Entouré par quelques policiers, le cortège poursuit sa route jusqu’à la cité administrative de Toulouse. Les manifestants y dressent alors un chapiteau, sous lequel deux amis de longue date tentent d’installer une table : « Puisque je te dis qu’elle n’est pas droite, s’agace le plus âgé. Plus t’es vieux, plus t’es con ! » Ils arrêtent de se chamailler quand une femme apporte des dizaines de boîtes d’œufs. Une omelette géante se prépare.

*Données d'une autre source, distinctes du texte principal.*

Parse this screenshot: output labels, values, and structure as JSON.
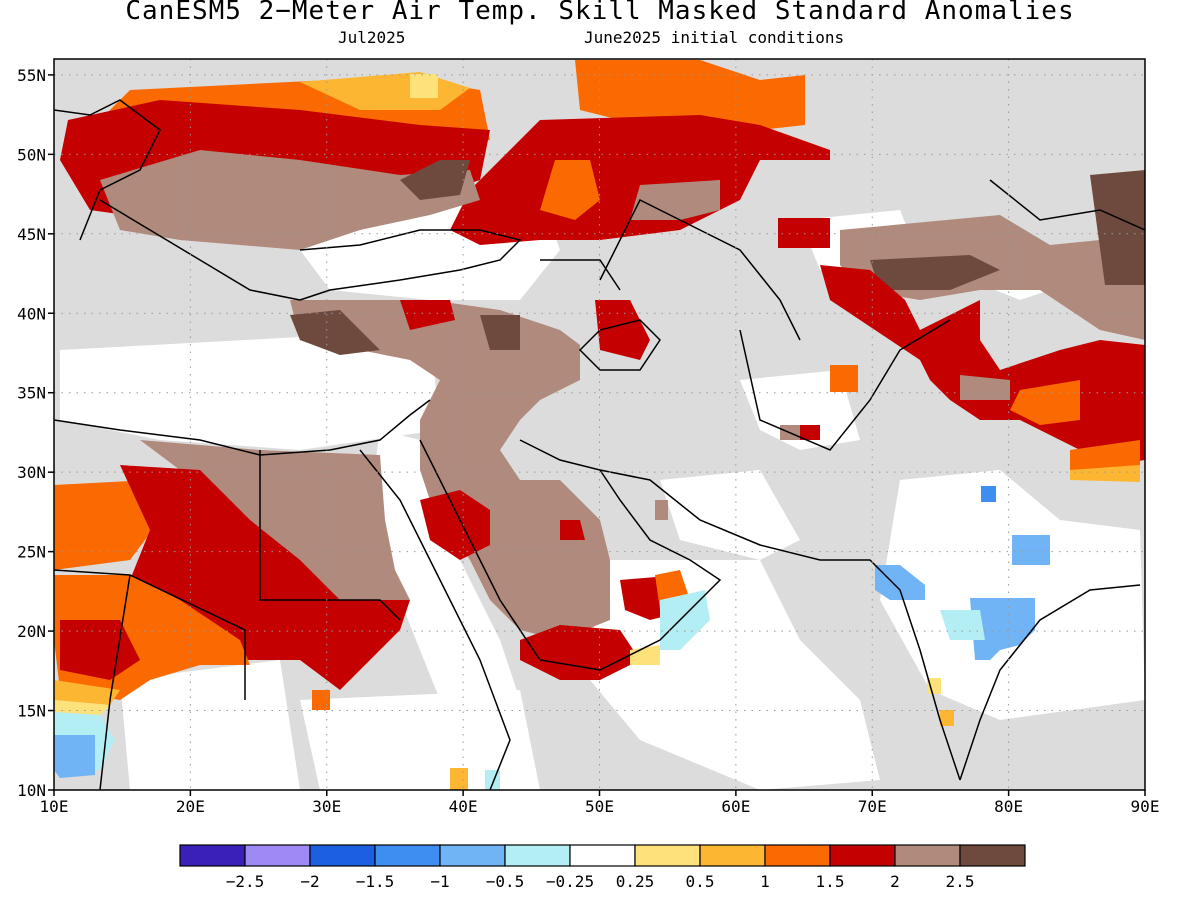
{
  "title": "CanESM5 2−Meter Air Temp. Skill Masked Standard Anomalies",
  "subtitle_left": "Jul2025",
  "subtitle_right": "June2025 initial conditions",
  "map": {
    "lon_labels": [
      "10E",
      "20E",
      "30E",
      "40E",
      "50E",
      "60E",
      "70E",
      "80E",
      "90E"
    ],
    "lat_labels": [
      "55N",
      "50N",
      "45N",
      "40N",
      "35N",
      "30N",
      "25N",
      "20N",
      "15N",
      "10N"
    ],
    "lon_range": [
      10,
      90
    ],
    "lat_range": [
      10,
      56
    ],
    "grid": "dotted"
  },
  "colorbar": {
    "colors": [
      "#3a1fb8",
      "#9f89f5",
      "#1c5fe0",
      "#3d8ef0",
      "#70b4f5",
      "#b3eef5",
      "#ffffff",
      "#fde17a",
      "#fdb632",
      "#fb6a00",
      "#c40000",
      "#b08a7c",
      "#6e4a3e"
    ],
    "labels": [
      "−2.5",
      "−2",
      "−1.5",
      "−1",
      "−0.5",
      "−0.25",
      "0.25",
      "0.5",
      "1",
      "1.5",
      "2",
      "2.5"
    ]
  },
  "colors": {
    "masked_gray": "#dcdcdc",
    "brown": "#b08a7c",
    "dark_brown": "#6e4a3e",
    "red": "#c40000",
    "orange": "#fb6a00",
    "light_orange": "#fdb632",
    "yellow": "#fde17a",
    "light_blue": "#70b4f5",
    "pale_blue": "#b3eef5",
    "blue": "#3d8ef0"
  }
}
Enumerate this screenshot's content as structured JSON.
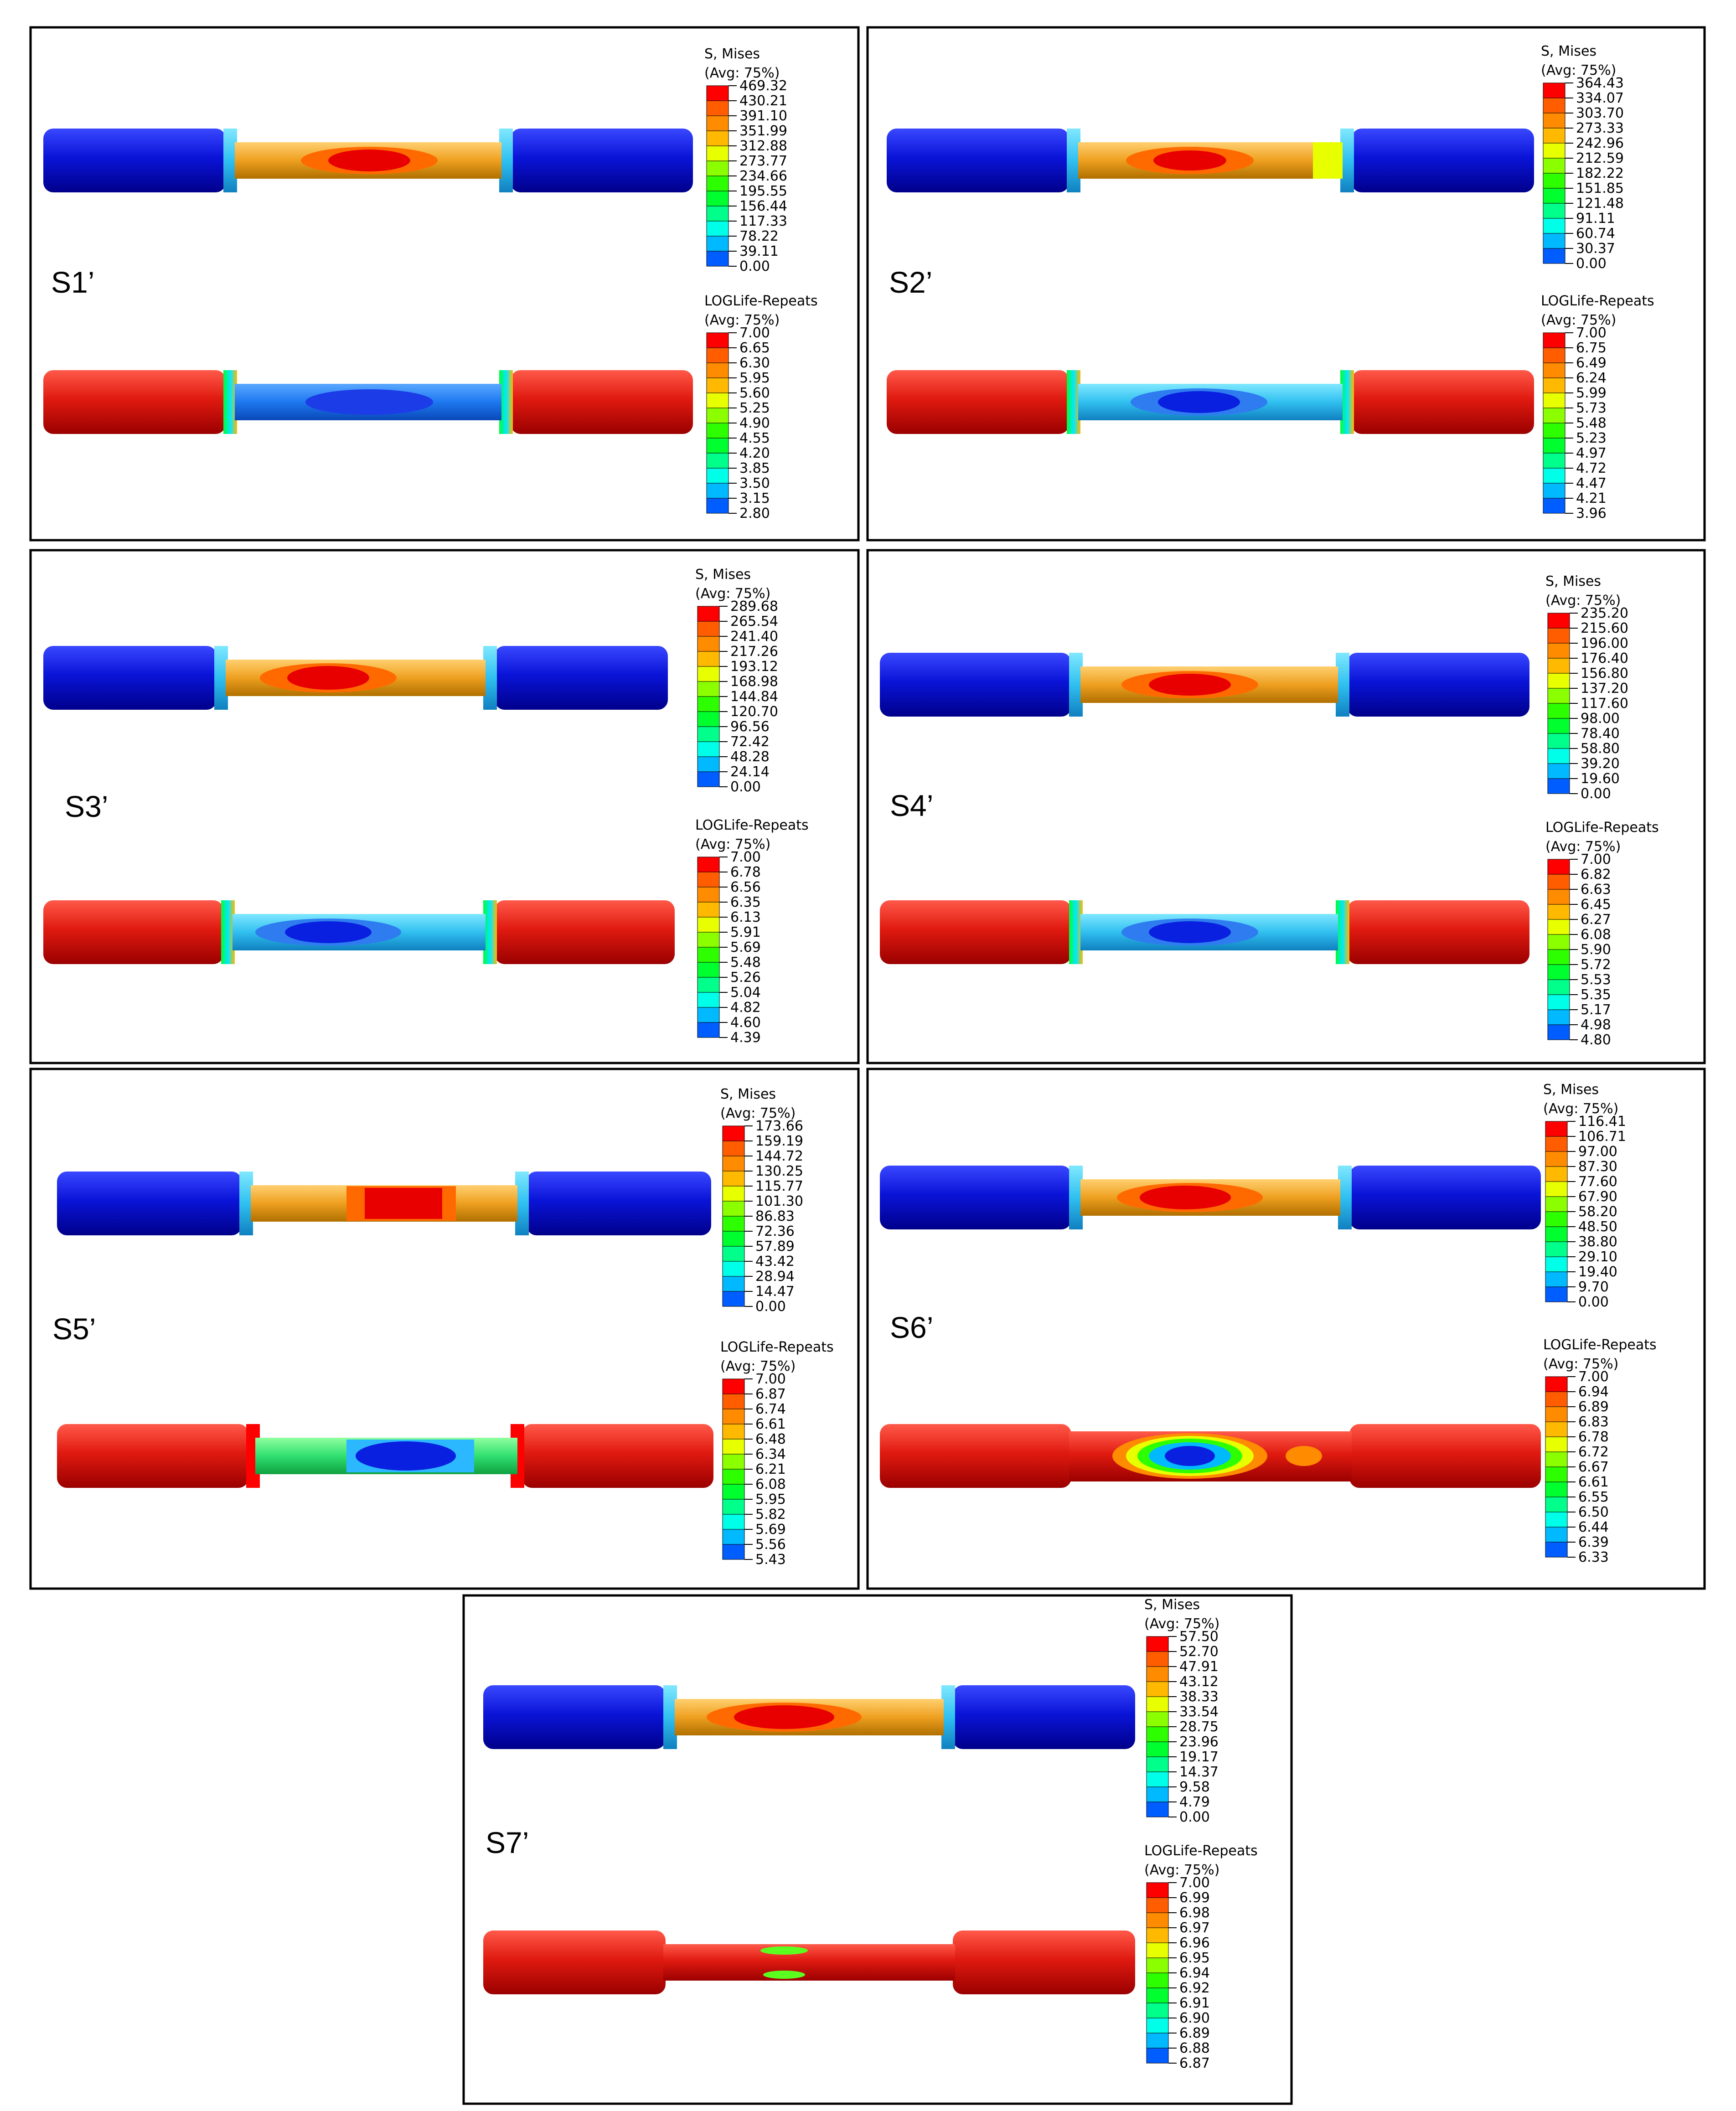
{
  "figure": {
    "contour_colors": [
      "#0000ff",
      "#005dff",
      "#00b9ff",
      "#00ffe8",
      "#00ff8b",
      "#00ff2e",
      "#2eff00",
      "#8bff00",
      "#e8ff00",
      "#ffb900",
      "#ff8b00",
      "#ff5d00",
      "#ff0000"
    ],
    "panels": [
      {
        "id": "S1",
        "label": "S1’",
        "stress_legend": {
          "title": "S, Mises",
          "subtitle": "(Avg: 75%)",
          "values": [
            "469.32",
            "430.21",
            "391.10",
            "351.99",
            "312.88",
            "273.77",
            "234.66",
            "195.55",
            "156.44",
            "117.33",
            "78.22",
            "39.11",
            "0.00"
          ]
        },
        "life_legend": {
          "title": "LOGLife-Repeats",
          "subtitle": "(Avg: 75%)",
          "values": [
            "7.00",
            "6.65",
            "6.30",
            "5.95",
            "5.60",
            "5.25",
            "4.90",
            "4.55",
            "4.20",
            "3.85",
            "3.50",
            "3.15",
            "2.80"
          ]
        }
      },
      {
        "id": "S2",
        "label": "S2’",
        "stress_legend": {
          "title": "S, Mises",
          "subtitle": "(Avg: 75%)",
          "values": [
            "364.43",
            "334.07",
            "303.70",
            "273.33",
            "242.96",
            "212.59",
            "182.22",
            "151.85",
            "121.48",
            "91.11",
            "60.74",
            "30.37",
            "0.00"
          ]
        },
        "life_legend": {
          "title": "LOGLife-Repeats",
          "subtitle": "(Avg: 75%)",
          "values": [
            "7.00",
            "6.75",
            "6.49",
            "6.24",
            "5.99",
            "5.73",
            "5.48",
            "5.23",
            "4.97",
            "4.72",
            "4.47",
            "4.21",
            "3.96"
          ]
        }
      },
      {
        "id": "S3",
        "label": "S3’",
        "stress_legend": {
          "title": "S, Mises",
          "subtitle": "(Avg: 75%)",
          "values": [
            "289.68",
            "265.54",
            "241.40",
            "217.26",
            "193.12",
            "168.98",
            "144.84",
            "120.70",
            "96.56",
            "72.42",
            "48.28",
            "24.14",
            "0.00"
          ]
        },
        "life_legend": {
          "title": "LOGLife-Repeats",
          "subtitle": "(Avg: 75%)",
          "values": [
            "7.00",
            "6.78",
            "6.56",
            "6.35",
            "6.13",
            "5.91",
            "5.69",
            "5.48",
            "5.26",
            "5.04",
            "4.82",
            "4.60",
            "4.39"
          ]
        }
      },
      {
        "id": "S4",
        "label": "S4’",
        "stress_legend": {
          "title": "S, Mises",
          "subtitle": "(Avg: 75%)",
          "values": [
            "235.20",
            "215.60",
            "196.00",
            "176.40",
            "156.80",
            "137.20",
            "117.60",
            "98.00",
            "78.40",
            "58.80",
            "39.20",
            "19.60",
            "0.00"
          ]
        },
        "life_legend": {
          "title": "LOGLife-Repeats",
          "subtitle": "(Avg: 75%)",
          "values": [
            "7.00",
            "6.82",
            "6.63",
            "6.45",
            "6.27",
            "6.08",
            "5.90",
            "5.72",
            "5.53",
            "5.35",
            "5.17",
            "4.98",
            "4.80"
          ]
        }
      },
      {
        "id": "S5",
        "label": "S5’",
        "stress_legend": {
          "title": "S, Mises",
          "subtitle": "(Avg: 75%)",
          "values": [
            "173.66",
            "159.19",
            "144.72",
            "130.25",
            "115.77",
            "101.30",
            "86.83",
            "72.36",
            "57.89",
            "43.42",
            "28.94",
            "14.47",
            "0.00"
          ]
        },
        "life_legend": {
          "title": "LOGLife-Repeats",
          "subtitle": "(Avg: 75%)",
          "values": [
            "7.00",
            "6.87",
            "6.74",
            "6.61",
            "6.48",
            "6.34",
            "6.21",
            "6.08",
            "5.95",
            "5.82",
            "5.69",
            "5.56",
            "5.43"
          ]
        }
      },
      {
        "id": "S6",
        "label": "S6’",
        "stress_legend": {
          "title": "S, Mises",
          "subtitle": "(Avg: 75%)",
          "values": [
            "116.41",
            "106.71",
            "97.00",
            "87.30",
            "77.60",
            "67.90",
            "58.20",
            "48.50",
            "38.80",
            "29.10",
            "19.40",
            "9.70",
            "0.00"
          ]
        },
        "life_legend": {
          "title": "LOGLife-Repeats",
          "subtitle": "(Avg: 75%)",
          "values": [
            "7.00",
            "6.94",
            "6.89",
            "6.83",
            "6.78",
            "6.72",
            "6.67",
            "6.61",
            "6.55",
            "6.50",
            "6.44",
            "6.39",
            "6.33"
          ]
        }
      },
      {
        "id": "S7",
        "label": "S7’",
        "stress_legend": {
          "title": "S, Mises",
          "subtitle": "(Avg: 75%)",
          "values": [
            "57.50",
            "52.70",
            "47.91",
            "43.12",
            "38.33",
            "33.54",
            "28.75",
            "23.96",
            "19.17",
            "14.37",
            "9.58",
            "4.79",
            "0.00"
          ]
        },
        "life_legend": {
          "title": "LOGLife-Repeats",
          "subtitle": "(Avg: 75%)",
          "values": [
            "7.00",
            "6.99",
            "6.98",
            "6.97",
            "6.96",
            "6.95",
            "6.94",
            "6.92",
            "6.91",
            "6.90",
            "6.89",
            "6.88",
            "6.87"
          ]
        }
      }
    ]
  }
}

- Les deux hommes se chamaillent en installant la table où sera préparée l’omelette géante. © Emmanuel Clévenot/Reporterre
S’ils refusent de se plier aux nouvelles réglementations, les paysans s’exposent à des sanctions administratives et pénales : « On me considère comme une hors-la-loi, parce que je souhaite le bien-être de mes animaux. C’est scandaleux ! » Cécile élève une centaine de poules pondeuses en Ariège. Une pancarte « Céréales Killer » accrochée autour du cou, elle affirme être prête à enfreindre la loi pour laisser vadrouiller ses gallinacées. « Je risque deux ans d’emprisonnement pour diffusion volontaire d’épizootie, s’amuse-t-elle, désabusée. Ces mesures ne prennent même pas en compte les cahiers des charges des différents labels et ne cherchent pas à résoudre le problème. » Un problème qui prend sa source dans l’industrialisation de la filière, où uniformisation génétique, densité excessive et multiplication des transports favorisent les contagions.
- Cécile élève une centaine de poules pondeuses en Ariège et a décidé d’enfreindre la loi pour leur bien-être. © Emmanuel Clévenot/Reporterre
Aux alentours de 13 heures, la directrice adjointe de la Direction régionale de l’alimentation, de l’agriculture et de la forêt (Draaf) apparaît. Après quelques présentations cordiales, une petite délégation de paysans pénètre dans l’édifice imposant. Objectif : demander un moratoire sur l’application de l’arrêté du 29 septembre 2021 imposant la claustration obligatoire des volailles sans différenciation des types d’élevage.
« Leurs cheveux sentent la fiente tous les soirs »
Outre l’actualité de la grippe aviaire, les manifestants étaient également venus soutenir les habitants de Lescout, village du Tarn aux 700 âmes. « Le maire et les habitants ont entamé une bataille judiciaire pour mettre fin à un projet d’extension d’une ferme usine, déjà immense », précise Manuel Bompard, député européen La France Insoumise. Cette ferme-usine compte quelque 195 000 poules. Avec le nouveau permis de construire que vient d’obtenir le propriétaire, elle pourra en accueillir 30 000 de plus.
- Un immense élevage industriel côtoie la ferme traditionnelle de Jérémy Vialelle. © Emmanuel Clévenot/Reporterre
Juste avant que ne débute la manifestation, Jérémy Vialelle était au tribunal administratif de Toulouse, où se jouait en urgence un procès en référé. Âgé de 30 ans, l’homme au sourire généreux élève quelques volailles et cultive des légumes de saison tout près de la ferme industrielle. « Vous n’imaginez pas les odeurs irritantes qu’elle dégage. Cela n’a rien à voir avec celles des petites fermes, comme la mienne. » L’agriculteur n’est d’ailleurs pas le seul concerné par ces nuisances olfactives. « Les enfants de l’école d’à côté s’en plaignent également, leurs cheveux sentent la fiente tous les soirs et ils développent des pathologies gastriques et des maux de tête », poursuit l’agriculteur. Le médecin d’une administrée avait même attribué son cancer des yeux à la pollution de l’air, comme le raconte une enquête de Reporterre. Le tribunal rendra sa décision la semaine prochaine.